Pela primeira vez, cientistas captam neutrinos de alta energia vindos de toda parte do cosmo. Identificação das partículas subatômicas pode ajudar na compreensão da origem do Universo
Isabela de Oliveira
Estado de Minas: 25/11/2013
O laboratório Ice Cube, instalado no Polo Sul: identificação de 28 neutrinos que podem ter sido gerados durante o Big Bang |
Brasília – Em 2010, um laboratório batizado de Ice Cube foi inaugurado no meio do Polo Sul com o objetivo de “pescar” partículas vindas do espaço. Os dados que o superdetector colheu valeram o investimento de US$ 272 milhões feito pela Fundação Nacional de Ciência dos Estados Unidos, dizem os cientistas envolvidos no projeto. Isso porque, pela primeira vez, a máquina conseguiu captar neutrinos de alta energia vindos de pontos distantes do cosmo, csegundo descreve um artigo publicado na edição de sexta-feira da revista Science. A façanha deve ajudar os cientistas a entenderem mais detalhadamente como ocorreu o Big Bang (a expansão acelerada que deu origem ao universo) e inaugurar uma nova fase da astronomia.
Os neutrinos são partículas subatômicas, quase sem massa, que pouco interagem com outros tipos de matéria, e tiveram um papel crucial na formação do universo. Os anunciados agora podem ter surgido da explosão de uma supernova ou do próprio Big Bang. Ou seja, há chances de que os pesquisadores tenham colhido alguns “fragmentos” do fenômeno que deu início a tudo que existe. Isso abre perspectivas incríveis de estudo. “Eu gostaria de poder dizer, dentro de 20 anos, que essa descoberta marcou o início da era da astronomia de neutrinos”, diz Olga Botner, integrante da equipe de 276 pesquisadores envolvidos no projeto.
Os especialistas conseguiram identificar precisamente 28 neutrinos entre 2010 e 2012. Eles tinham energia acima de 30 trilhões de teraeletrovolts (TeV), um milhão de vezes superior a partículas semelhantes observadas em 1987, geradas por uma supernova. Em altas energias, esse elemento se torna uma ferramenta única para o estudo espacial. A maior parte do conhecimento sobre o cosmo veio da análise da radiação eletromagnética, que conta com informações sobre ondas de rádio, raios X e raios gama. No entanto, até chegar aos cientistas, essa radiação é absorvida por interações com a matéria e a luz estelar, por exemplo. Isso faz com que algumas regiões do universo só possam ser alcançadas pela observação de neutrinos, uma vez que eles pouco interagem com outros tipos de matéria.

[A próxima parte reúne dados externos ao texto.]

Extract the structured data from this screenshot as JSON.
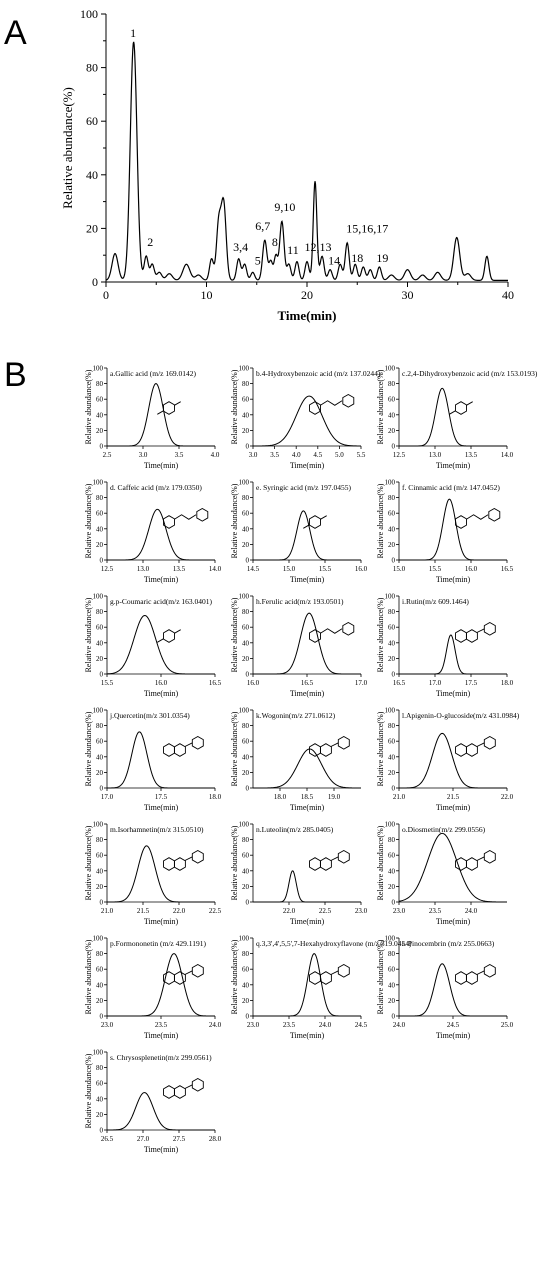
{
  "panels": {
    "A": "A",
    "B": "B"
  },
  "chart_data": [
    {
      "id": "A",
      "type": "line",
      "xlabel": "Time(min)",
      "ylabel": "Relative abundance(%)",
      "xlim": [
        0,
        40
      ],
      "ylim": [
        0,
        100
      ],
      "xticks": [
        "0",
        "10",
        "20",
        "30",
        "40"
      ],
      "yticks": [
        "0",
        "20",
        "40",
        "60",
        "80",
        "100"
      ],
      "peaks": [
        {
          "t": 0.9,
          "h": 10,
          "w": 0.3
        },
        {
          "t": 2.75,
          "h": 89,
          "w": 0.33
        },
        {
          "t": 4.0,
          "h": 9,
          "w": 0.2
        },
        {
          "t": 4.6,
          "h": 6,
          "w": 0.2
        },
        {
          "t": 5.3,
          "h": 3,
          "w": 0.25
        },
        {
          "t": 6.3,
          "h": 2.5,
          "w": 0.3
        },
        {
          "t": 8.0,
          "h": 6,
          "w": 0.35
        },
        {
          "t": 9.2,
          "h": 2,
          "w": 0.3
        },
        {
          "t": 10.5,
          "h": 8,
          "w": 0.2
        },
        {
          "t": 11.2,
          "h": 20,
          "w": 0.22
        },
        {
          "t": 11.7,
          "h": 29,
          "w": 0.25
        },
        {
          "t": 13.2,
          "h": 8,
          "w": 0.2
        },
        {
          "t": 13.8,
          "h": 6,
          "w": 0.2
        },
        {
          "t": 14.6,
          "h": 3,
          "w": 0.2
        },
        {
          "t": 15.8,
          "h": 15,
          "w": 0.22
        },
        {
          "t": 16.4,
          "h": 7,
          "w": 0.18
        },
        {
          "t": 16.9,
          "h": 9,
          "w": 0.18
        },
        {
          "t": 17.5,
          "h": 22,
          "w": 0.22
        },
        {
          "t": 18.2,
          "h": 6,
          "w": 0.2
        },
        {
          "t": 19.0,
          "h": 7,
          "w": 0.2
        },
        {
          "t": 20.0,
          "h": 7,
          "w": 0.2
        },
        {
          "t": 20.8,
          "h": 37,
          "w": 0.18
        },
        {
          "t": 21.5,
          "h": 9,
          "w": 0.2
        },
        {
          "t": 22.3,
          "h": 4,
          "w": 0.2
        },
        {
          "t": 23.3,
          "h": 6,
          "w": 0.2
        },
        {
          "t": 24.0,
          "h": 14,
          "w": 0.2
        },
        {
          "t": 24.8,
          "h": 6,
          "w": 0.2
        },
        {
          "t": 25.6,
          "h": 5,
          "w": 0.2
        },
        {
          "t": 26.3,
          "h": 4,
          "w": 0.2
        },
        {
          "t": 27.2,
          "h": 5,
          "w": 0.2
        },
        {
          "t": 28.4,
          "h": 2,
          "w": 0.3
        },
        {
          "t": 30.0,
          "h": 4,
          "w": 0.3
        },
        {
          "t": 31.5,
          "h": 2,
          "w": 0.3
        },
        {
          "t": 33.0,
          "h": 3,
          "w": 0.3
        },
        {
          "t": 34.9,
          "h": 16,
          "w": 0.3
        },
        {
          "t": 36.0,
          "h": 2.5,
          "w": 0.3
        },
        {
          "t": 37.9,
          "h": 9,
          "w": 0.2
        }
      ],
      "peak_labels": [
        {
          "text": "1",
          "t": 2.7,
          "h": 90
        },
        {
          "text": "2",
          "t": 4.4,
          "h": 12
        },
        {
          "text": "3,4",
          "t": 13.4,
          "h": 10
        },
        {
          "text": "5",
          "t": 15.1,
          "h": 5
        },
        {
          "text": "6,7",
          "t": 15.6,
          "h": 18
        },
        {
          "text": "8",
          "t": 16.8,
          "h": 12
        },
        {
          "text": "9,10",
          "t": 17.8,
          "h": 25
        },
        {
          "text": "11",
          "t": 18.6,
          "h": 9
        },
        {
          "text": "12,13",
          "t": 21.1,
          "h": 10
        },
        {
          "text": "14",
          "t": 22.7,
          "h": 5
        },
        {
          "text": "15,16,17",
          "t": 26.0,
          "h": 17
        },
        {
          "text": "18",
          "t": 25.0,
          "h": 6
        },
        {
          "text": "19",
          "t": 27.5,
          "h": 6
        }
      ]
    },
    {
      "id": "a",
      "type": "line",
      "title": "a.Gallic acid (m/z 169.0142)",
      "xlabel": "Time(min)",
      "ylabel": "Relative abundance(%)",
      "xlim": [
        2.5,
        4.0
      ],
      "ylim": [
        0,
        100
      ],
      "xticks": [
        "2.5",
        "3.0",
        "3.5",
        "4.0"
      ],
      "yticks": [
        "0",
        "20",
        "40",
        "60",
        "80",
        "100"
      ],
      "peak": {
        "center": 3.18,
        "height": 80,
        "width": 0.1
      }
    },
    {
      "id": "b",
      "type": "line",
      "title": "b.4-Hydroxybenzoic acid (m/z 137.0244)",
      "xlabel": "Time(min)",
      "ylabel": "Relative abundance(%)",
      "xlim": [
        3.0,
        5.5
      ],
      "ylim": [
        0,
        100
      ],
      "xticks": [
        "3.0",
        "3.5",
        "4.0",
        "4.5",
        "5.0",
        "5.5"
      ],
      "yticks": [
        "0",
        "20",
        "40",
        "60",
        "80",
        "100"
      ],
      "peak": {
        "center": 4.3,
        "height": 64,
        "width": 0.3
      }
    },
    {
      "id": "c",
      "type": "line",
      "title": "c.2,4-Dihydroxybenzoic acid (m/z 153.0193)",
      "xlabel": "Time(min)",
      "ylabel": "Relative abundance(%)",
      "xlim": [
        12.5,
        14.0
      ],
      "ylim": [
        0,
        100
      ],
      "xticks": [
        "12.5",
        "13.0",
        "13.5",
        "14.0"
      ],
      "yticks": [
        "0",
        "20",
        "40",
        "60",
        "80",
        "100"
      ],
      "peak": {
        "center": 13.1,
        "height": 74,
        "width": 0.09
      }
    },
    {
      "id": "d",
      "type": "line",
      "title": "d. Caffeic acid (m/z 179.0350)",
      "xlabel": "Time(min)",
      "ylabel": "Relative abundance(%)",
      "xlim": [
        12.5,
        14.0
      ],
      "ylim": [
        0,
        100
      ],
      "xticks": [
        "12.5",
        "13.0",
        "13.5",
        "14.0"
      ],
      "yticks": [
        "0",
        "20",
        "40",
        "60",
        "80",
        "100"
      ],
      "peak": {
        "center": 13.2,
        "height": 65,
        "width": 0.12
      }
    },
    {
      "id": "e",
      "type": "line",
      "title": "e. Syringic acid (m/z 197.0455)",
      "xlabel": "Time(min)",
      "ylabel": "Relative abundance(%)",
      "xlim": [
        14.5,
        16.0
      ],
      "ylim": [
        0,
        100
      ],
      "xticks": [
        "14.5",
        "15.0",
        "15.5",
        "16.0"
      ],
      "yticks": [
        "0",
        "20",
        "40",
        "60",
        "80",
        "100"
      ],
      "peak": {
        "center": 15.2,
        "height": 63,
        "width": 0.09
      }
    },
    {
      "id": "f",
      "type": "line",
      "title": "f. Cinnamic acid (m/z 147.0452)",
      "xlabel": "Time(min)",
      "ylabel": "Relative abundance(%)",
      "xlim": [
        15.0,
        16.5
      ],
      "ylim": [
        0,
        100
      ],
      "xticks": [
        "15.0",
        "15.5",
        "16.0",
        "16.5"
      ],
      "yticks": [
        "0",
        "20",
        "40",
        "60",
        "80",
        "100"
      ],
      "peak": {
        "center": 15.7,
        "height": 78,
        "width": 0.09
      }
    },
    {
      "id": "g",
      "type": "line",
      "title": "g.p-Coumaric acid(m/z 163.0401)",
      "xlabel": "Time(min)",
      "ylabel": "Relative abundance(%)",
      "xlim": [
        15.5,
        16.5
      ],
      "ylim": [
        0,
        100
      ],
      "xticks": [
        "15.5",
        "16.0",
        "16.5"
      ],
      "yticks": [
        "0",
        "20",
        "40",
        "60",
        "80",
        "100"
      ],
      "peak": {
        "center": 15.85,
        "height": 75,
        "width": 0.1
      }
    },
    {
      "id": "h",
      "type": "line",
      "title": "h.Ferulic acid(m/z 193.0501)",
      "xlabel": "Time(min)",
      "ylabel": "Relative abundance(%)",
      "xlim": [
        16.0,
        17.0
      ],
      "ylim": [
        0,
        100
      ],
      "xticks": [
        "16.0",
        "16.5",
        "17.0"
      ],
      "yticks": [
        "0",
        "20",
        "40",
        "60",
        "80",
        "100"
      ],
      "peak": {
        "center": 16.52,
        "height": 78,
        "width": 0.08
      }
    },
    {
      "id": "i",
      "type": "line",
      "title": "i.Rutin(m/z 609.1464)",
      "xlabel": "Time(min)",
      "ylabel": "Relative abundance(%)",
      "xlim": [
        16.5,
        18.0
      ],
      "ylim": [
        0,
        100
      ],
      "xticks": [
        "16.5",
        "17.0",
        "17.5",
        "18.0"
      ],
      "yticks": [
        "0",
        "20",
        "40",
        "60",
        "80",
        "100"
      ],
      "peak": {
        "center": 17.22,
        "height": 50,
        "width": 0.06
      }
    },
    {
      "id": "j",
      "type": "line",
      "title": "j.Quercetin(m/z 301.0354)",
      "xlabel": "Time(min)",
      "ylabel": "Relative abundance(%)",
      "xlim": [
        17.0,
        18.0
      ],
      "ylim": [
        0,
        100
      ],
      "xticks": [
        "17.0",
        "17.5",
        "18.0"
      ],
      "yticks": [
        "0",
        "20",
        "40",
        "60",
        "80",
        "100"
      ],
      "peak": {
        "center": 17.3,
        "height": 72,
        "width": 0.07
      }
    },
    {
      "id": "k",
      "type": "line",
      "title": "k.Wogonin(m/z 271.0612)",
      "xlabel": "Time(min)",
      "ylabel": "Relative abundance(%)",
      "xlim": [
        17.5,
        19.5
      ],
      "ylim": [
        0,
        100
      ],
      "xticks": [
        "18.0",
        "18.5",
        "19.0"
      ],
      "yticks": [
        "0",
        "20",
        "40",
        "60",
        "80",
        "100"
      ],
      "peak": {
        "center": 18.55,
        "height": 50,
        "width": 0.22
      }
    },
    {
      "id": "l",
      "type": "line",
      "title": "l.Apigenin-O-glucoside(m/z 431.0984)",
      "xlabel": "Time(min)",
      "ylabel": "Relative abundance(%)",
      "xlim": [
        21.0,
        22.0
      ],
      "ylim": [
        0,
        100
      ],
      "xticks": [
        "21.0",
        "21.5",
        "22.0"
      ],
      "yticks": [
        "0",
        "20",
        "40",
        "60",
        "80",
        "100"
      ],
      "peak": {
        "center": 21.4,
        "height": 70,
        "width": 0.09
      }
    },
    {
      "id": "m",
      "type": "line",
      "title": "m.Isorhamnetin(m/z 315.0510)",
      "xlabel": "Time(min)",
      "ylabel": "Relative abundance(%)",
      "xlim": [
        21.0,
        22.5
      ],
      "ylim": [
        0,
        100
      ],
      "xticks": [
        "21.0",
        "21.5",
        "22.0",
        "22.5"
      ],
      "yticks": [
        "0",
        "20",
        "40",
        "60",
        "80",
        "100"
      ],
      "peak": {
        "center": 21.55,
        "height": 72,
        "width": 0.12
      }
    },
    {
      "id": "n",
      "type": "line",
      "title": "n.Luteolin(m/z 285.0405)",
      "xlabel": "Time(min)",
      "ylabel": "Relative abundance(%)",
      "xlim": [
        21.5,
        23.0
      ],
      "ylim": [
        0,
        100
      ],
      "xticks": [
        "22.0",
        "22.5",
        "23.0"
      ],
      "yticks": [
        "0",
        "20",
        "40",
        "60",
        "80",
        "100"
      ],
      "peak": {
        "center": 22.05,
        "height": 40,
        "width": 0.05
      }
    },
    {
      "id": "o",
      "type": "line",
      "title": "o.Diosmetin(m/z 299.0556)",
      "xlabel": "Time(min)",
      "ylabel": "Relative abundance(%)",
      "xlim": [
        23.0,
        24.5
      ],
      "ylim": [
        0,
        100
      ],
      "xticks": [
        "23.0",
        "23.5",
        "24.0"
      ],
      "yticks": [
        "0",
        "20",
        "40",
        "60",
        "80",
        "100"
      ],
      "peak": {
        "center": 23.6,
        "height": 88,
        "width": 0.2
      }
    },
    {
      "id": "p",
      "type": "line",
      "title": "p.Formononetin (m/z 429.1191)",
      "xlabel": "Time(min)",
      "ylabel": "Relative abundance(%)",
      "xlim": [
        23.0,
        24.0
      ],
      "ylim": [
        0,
        100
      ],
      "xticks": [
        "23.0",
        "23.5",
        "24.0"
      ],
      "yticks": [
        "0",
        "20",
        "40",
        "60",
        "80",
        "100"
      ],
      "peak": {
        "center": 23.62,
        "height": 80,
        "width": 0.08
      }
    },
    {
      "id": "q",
      "type": "line",
      "title": "q.3,3',4',5,5',7-Hexahydroxyflavone (m/z 319.0454)",
      "xlabel": "Time(min)",
      "ylabel": "Relative abundance(%)",
      "xlim": [
        23.0,
        24.5
      ],
      "ylim": [
        0,
        100
      ],
      "xticks": [
        "23.0",
        "23.5",
        "24.0",
        "24.5"
      ],
      "yticks": [
        "0",
        "20",
        "40",
        "60",
        "80",
        "100"
      ],
      "peak": {
        "center": 23.85,
        "height": 80,
        "width": 0.09
      }
    },
    {
      "id": "r",
      "type": "line",
      "title": "r. Pinocembrin (m/z 255.0663)",
      "xlabel": "Time(min)",
      "ylabel": "Relative abundance(%)",
      "xlim": [
        24.0,
        25.0
      ],
      "ylim": [
        0,
        100
      ],
      "xticks": [
        "24.0",
        "24.5",
        "25.0"
      ],
      "yticks": [
        "0",
        "20",
        "40",
        "60",
        "80",
        "100"
      ],
      "peak": {
        "center": 24.4,
        "height": 67,
        "width": 0.07
      }
    },
    {
      "id": "s",
      "type": "line",
      "title": "s. Chrysosplenetin(m/z 299.0561)",
      "xlabel": "Time(min)",
      "ylabel": "Relative abundance(%)",
      "xlim": [
        26.5,
        28.0
      ],
      "ylim": [
        0,
        100
      ],
      "xticks": [
        "26.5",
        "27.0",
        "27.5",
        "28.0"
      ],
      "yticks": [
        "0",
        "20",
        "40",
        "60",
        "80",
        "100"
      ],
      "peak": {
        "center": 27.02,
        "height": 48,
        "width": 0.12
      }
    }
  ]
}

Apesar da importante descoberta, os autores sabem que ainda têm muito pela frente, incluindo identificar com precisão a origem das partículas. “Estamos muito entusiasmados com a possibilidade de explorar fronteiras desconhecidas. No entanto, antes que esse sonho se torne realidade, precisamos melhorar nossas técnicas. Até agora temos sido incapazes de identificar as fontes de nossos neutrinos de alta energia. Para isso, precisamos melhorar a nossa resolução angular e coletar mais amostras”, diz Botner. Para isso, a equipe do Ice Cube propõe triplicar o volume da matriz usada na pesquisa. Isso deve levar à construção de novos superdetectores, que formarão uma rede instalada no fundo do Mar Mediterrâneo.
Para Peter Leroy Faria, doutor em astrofísica e curador de astronomia do Museu de Ciências Naturais da Pontifícia Universidade Católica de Minas Gerais, a identificação é um passo importante na compreensão do espaço. “Essas partículas constituem uma forma de radiação fundamental para estudarmos a estrutura do espaço. Elas são marcadores importantes da formação de tudo. Os neutrinos encontrados por esses pesquisadores podem ser, sim, resultados do Big Bang, mas é bem provável que sejam de uma supernova que explodiu na vizinhança”, ressalta o especialista, que não participou do estudo.